The characterization of the PD patients' phenotypes and genotypes will allow the
investigation on the predisposition to a severe progression of the disease, in order to early
predict the progression of the disease and improving the accuracy of personalized
interventions. The evidence collected will inform multidisciplinary and personalized
interventions in the future.
Among the advanced biomarkers that will be evaluated in the Study, epigenetic analysis of CpG
loci such as cg17445913 in KCNB1 gene, cg02920897 in DLEU2 gene and cg01754178 in PTPRN2 gene
are expected to improve the prognostic accuracy of motor and cognitive decline of PD patients
at Hoehn and Yahr stage II/III after 12 months of follow up. Genetic analysis in purified
genomic DNA samples will be performed on multiple loci associated with PD progression such as
rs2230288 and rs75548401 in order to confirm their association with motor decline over time,
and to assess their association with non-motor decline.

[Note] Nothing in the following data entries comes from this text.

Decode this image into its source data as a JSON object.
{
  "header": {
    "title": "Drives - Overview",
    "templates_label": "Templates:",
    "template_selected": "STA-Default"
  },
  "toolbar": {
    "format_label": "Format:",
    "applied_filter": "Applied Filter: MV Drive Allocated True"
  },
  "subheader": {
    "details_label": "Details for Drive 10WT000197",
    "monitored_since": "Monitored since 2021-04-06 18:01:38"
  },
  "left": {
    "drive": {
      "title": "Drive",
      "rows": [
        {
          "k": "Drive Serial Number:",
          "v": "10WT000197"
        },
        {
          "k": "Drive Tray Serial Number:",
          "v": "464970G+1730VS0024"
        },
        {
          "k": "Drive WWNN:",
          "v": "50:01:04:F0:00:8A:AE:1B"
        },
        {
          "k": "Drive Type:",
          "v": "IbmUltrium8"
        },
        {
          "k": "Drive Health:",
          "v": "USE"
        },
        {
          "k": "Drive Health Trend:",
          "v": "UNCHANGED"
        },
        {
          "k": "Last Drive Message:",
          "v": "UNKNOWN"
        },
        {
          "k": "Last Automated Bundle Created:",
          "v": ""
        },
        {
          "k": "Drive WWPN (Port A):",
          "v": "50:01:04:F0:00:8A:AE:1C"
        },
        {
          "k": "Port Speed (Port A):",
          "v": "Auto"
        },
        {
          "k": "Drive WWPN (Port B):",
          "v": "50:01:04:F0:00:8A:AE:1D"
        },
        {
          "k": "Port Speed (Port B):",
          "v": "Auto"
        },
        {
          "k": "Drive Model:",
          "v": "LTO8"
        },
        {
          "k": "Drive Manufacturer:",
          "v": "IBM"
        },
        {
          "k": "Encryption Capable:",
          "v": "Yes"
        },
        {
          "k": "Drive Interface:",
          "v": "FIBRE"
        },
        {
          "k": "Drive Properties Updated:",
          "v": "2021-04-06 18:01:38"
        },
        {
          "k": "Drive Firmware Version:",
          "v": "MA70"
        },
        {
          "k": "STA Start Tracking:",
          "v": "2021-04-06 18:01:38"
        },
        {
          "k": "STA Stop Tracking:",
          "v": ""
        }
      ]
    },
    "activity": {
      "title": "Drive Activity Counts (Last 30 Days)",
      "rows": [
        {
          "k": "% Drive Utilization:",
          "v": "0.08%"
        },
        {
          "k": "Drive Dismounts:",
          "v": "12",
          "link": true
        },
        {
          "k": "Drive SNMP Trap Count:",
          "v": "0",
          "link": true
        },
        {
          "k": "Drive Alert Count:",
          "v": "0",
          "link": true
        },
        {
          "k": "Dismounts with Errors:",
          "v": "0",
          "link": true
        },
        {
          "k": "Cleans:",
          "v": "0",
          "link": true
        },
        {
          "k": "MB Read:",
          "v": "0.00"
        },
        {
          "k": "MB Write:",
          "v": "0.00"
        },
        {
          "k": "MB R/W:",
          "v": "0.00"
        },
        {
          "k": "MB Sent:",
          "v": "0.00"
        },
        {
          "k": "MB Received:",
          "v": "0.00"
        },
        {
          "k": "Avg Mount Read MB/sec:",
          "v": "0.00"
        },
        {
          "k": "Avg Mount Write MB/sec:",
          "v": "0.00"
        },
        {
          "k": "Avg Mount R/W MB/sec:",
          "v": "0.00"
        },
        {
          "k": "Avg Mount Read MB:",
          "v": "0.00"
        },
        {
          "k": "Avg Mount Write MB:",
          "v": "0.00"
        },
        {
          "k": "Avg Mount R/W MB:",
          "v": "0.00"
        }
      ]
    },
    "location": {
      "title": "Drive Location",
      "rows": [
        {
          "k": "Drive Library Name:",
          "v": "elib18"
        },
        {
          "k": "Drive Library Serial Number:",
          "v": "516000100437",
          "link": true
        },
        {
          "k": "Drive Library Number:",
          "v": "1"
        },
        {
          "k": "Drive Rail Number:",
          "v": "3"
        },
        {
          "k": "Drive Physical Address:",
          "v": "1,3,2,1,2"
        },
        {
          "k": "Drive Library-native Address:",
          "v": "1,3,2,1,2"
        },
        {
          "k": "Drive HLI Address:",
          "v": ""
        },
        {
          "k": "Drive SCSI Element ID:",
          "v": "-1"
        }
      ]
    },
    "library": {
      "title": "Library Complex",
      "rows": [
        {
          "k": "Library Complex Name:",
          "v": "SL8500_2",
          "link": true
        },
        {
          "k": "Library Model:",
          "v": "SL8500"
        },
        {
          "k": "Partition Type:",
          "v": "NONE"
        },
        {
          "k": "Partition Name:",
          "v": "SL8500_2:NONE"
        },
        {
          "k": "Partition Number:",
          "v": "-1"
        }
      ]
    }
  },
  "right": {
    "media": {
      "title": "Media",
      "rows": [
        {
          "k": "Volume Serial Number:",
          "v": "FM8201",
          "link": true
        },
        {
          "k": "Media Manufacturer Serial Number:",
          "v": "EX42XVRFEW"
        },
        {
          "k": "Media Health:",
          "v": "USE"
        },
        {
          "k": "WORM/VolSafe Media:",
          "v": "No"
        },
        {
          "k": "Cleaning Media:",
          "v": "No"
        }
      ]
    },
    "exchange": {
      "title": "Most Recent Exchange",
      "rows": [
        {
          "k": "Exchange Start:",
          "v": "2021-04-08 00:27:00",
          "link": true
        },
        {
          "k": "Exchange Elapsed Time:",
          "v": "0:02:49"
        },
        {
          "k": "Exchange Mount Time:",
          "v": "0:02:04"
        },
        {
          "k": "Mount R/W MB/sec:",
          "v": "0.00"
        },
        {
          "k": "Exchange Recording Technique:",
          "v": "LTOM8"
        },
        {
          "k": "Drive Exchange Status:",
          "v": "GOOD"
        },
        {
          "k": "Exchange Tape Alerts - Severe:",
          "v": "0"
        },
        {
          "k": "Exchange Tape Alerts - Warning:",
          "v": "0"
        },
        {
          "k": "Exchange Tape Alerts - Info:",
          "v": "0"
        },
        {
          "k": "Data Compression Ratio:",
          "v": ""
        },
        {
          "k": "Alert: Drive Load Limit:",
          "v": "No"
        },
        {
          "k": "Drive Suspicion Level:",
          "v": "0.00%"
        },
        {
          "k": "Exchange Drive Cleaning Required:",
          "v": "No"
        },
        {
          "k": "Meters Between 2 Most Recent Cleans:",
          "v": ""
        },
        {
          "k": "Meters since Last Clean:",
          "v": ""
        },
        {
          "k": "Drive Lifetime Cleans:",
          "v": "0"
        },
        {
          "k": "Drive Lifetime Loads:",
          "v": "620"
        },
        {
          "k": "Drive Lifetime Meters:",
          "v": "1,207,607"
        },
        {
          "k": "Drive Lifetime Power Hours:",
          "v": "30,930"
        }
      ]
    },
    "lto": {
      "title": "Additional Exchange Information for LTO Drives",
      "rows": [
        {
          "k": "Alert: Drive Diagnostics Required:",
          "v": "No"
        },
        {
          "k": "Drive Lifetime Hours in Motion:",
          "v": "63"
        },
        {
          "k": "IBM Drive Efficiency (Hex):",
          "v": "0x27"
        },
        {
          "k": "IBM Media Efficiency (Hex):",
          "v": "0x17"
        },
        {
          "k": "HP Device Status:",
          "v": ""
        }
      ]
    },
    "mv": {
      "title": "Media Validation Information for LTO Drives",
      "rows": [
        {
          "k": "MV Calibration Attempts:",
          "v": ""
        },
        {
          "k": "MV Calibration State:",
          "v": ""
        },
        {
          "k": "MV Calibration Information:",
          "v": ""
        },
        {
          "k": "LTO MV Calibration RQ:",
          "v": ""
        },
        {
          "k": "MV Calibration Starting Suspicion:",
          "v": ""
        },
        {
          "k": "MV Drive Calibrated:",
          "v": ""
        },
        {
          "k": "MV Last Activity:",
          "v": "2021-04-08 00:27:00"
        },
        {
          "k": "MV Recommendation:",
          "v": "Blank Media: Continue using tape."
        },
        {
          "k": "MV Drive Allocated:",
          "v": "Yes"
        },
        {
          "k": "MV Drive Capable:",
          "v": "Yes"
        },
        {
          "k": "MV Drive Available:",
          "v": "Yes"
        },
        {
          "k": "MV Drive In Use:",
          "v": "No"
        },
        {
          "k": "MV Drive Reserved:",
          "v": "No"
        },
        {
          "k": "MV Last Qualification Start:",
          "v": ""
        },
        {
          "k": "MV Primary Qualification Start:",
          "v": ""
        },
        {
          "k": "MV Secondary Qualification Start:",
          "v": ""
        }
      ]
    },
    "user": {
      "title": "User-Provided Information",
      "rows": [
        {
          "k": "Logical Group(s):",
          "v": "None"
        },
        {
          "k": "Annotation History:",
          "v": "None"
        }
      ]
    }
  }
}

Protein analysis on bone sialoprotein (BSP), osteomodulin (OMD), aminoacylase-1 (ACY1), and
growth hormone receptor (GHR) will be also evaluated with respect to motor and non-motor
decline in PD patients in order to be compared with the other biomarkers. Scores on UPDRS
Parts III, obtained by using using the published cut-offs classification of MDS-UPDRS
severity, will be drawn at the baseline, at 6-month and at 12-month follow-up visits, in
order to assess PD motor progression. Additional assessments include demographic and clinical
data, Parkinson Disease Questionnaire 39 item (PDQ-39) Hoehn and Yahr stage, MMSE, Frontal
Assessment Battery (FAB), list of disease and medication, falls, functional status, quality
of life and socio-economic characteristics.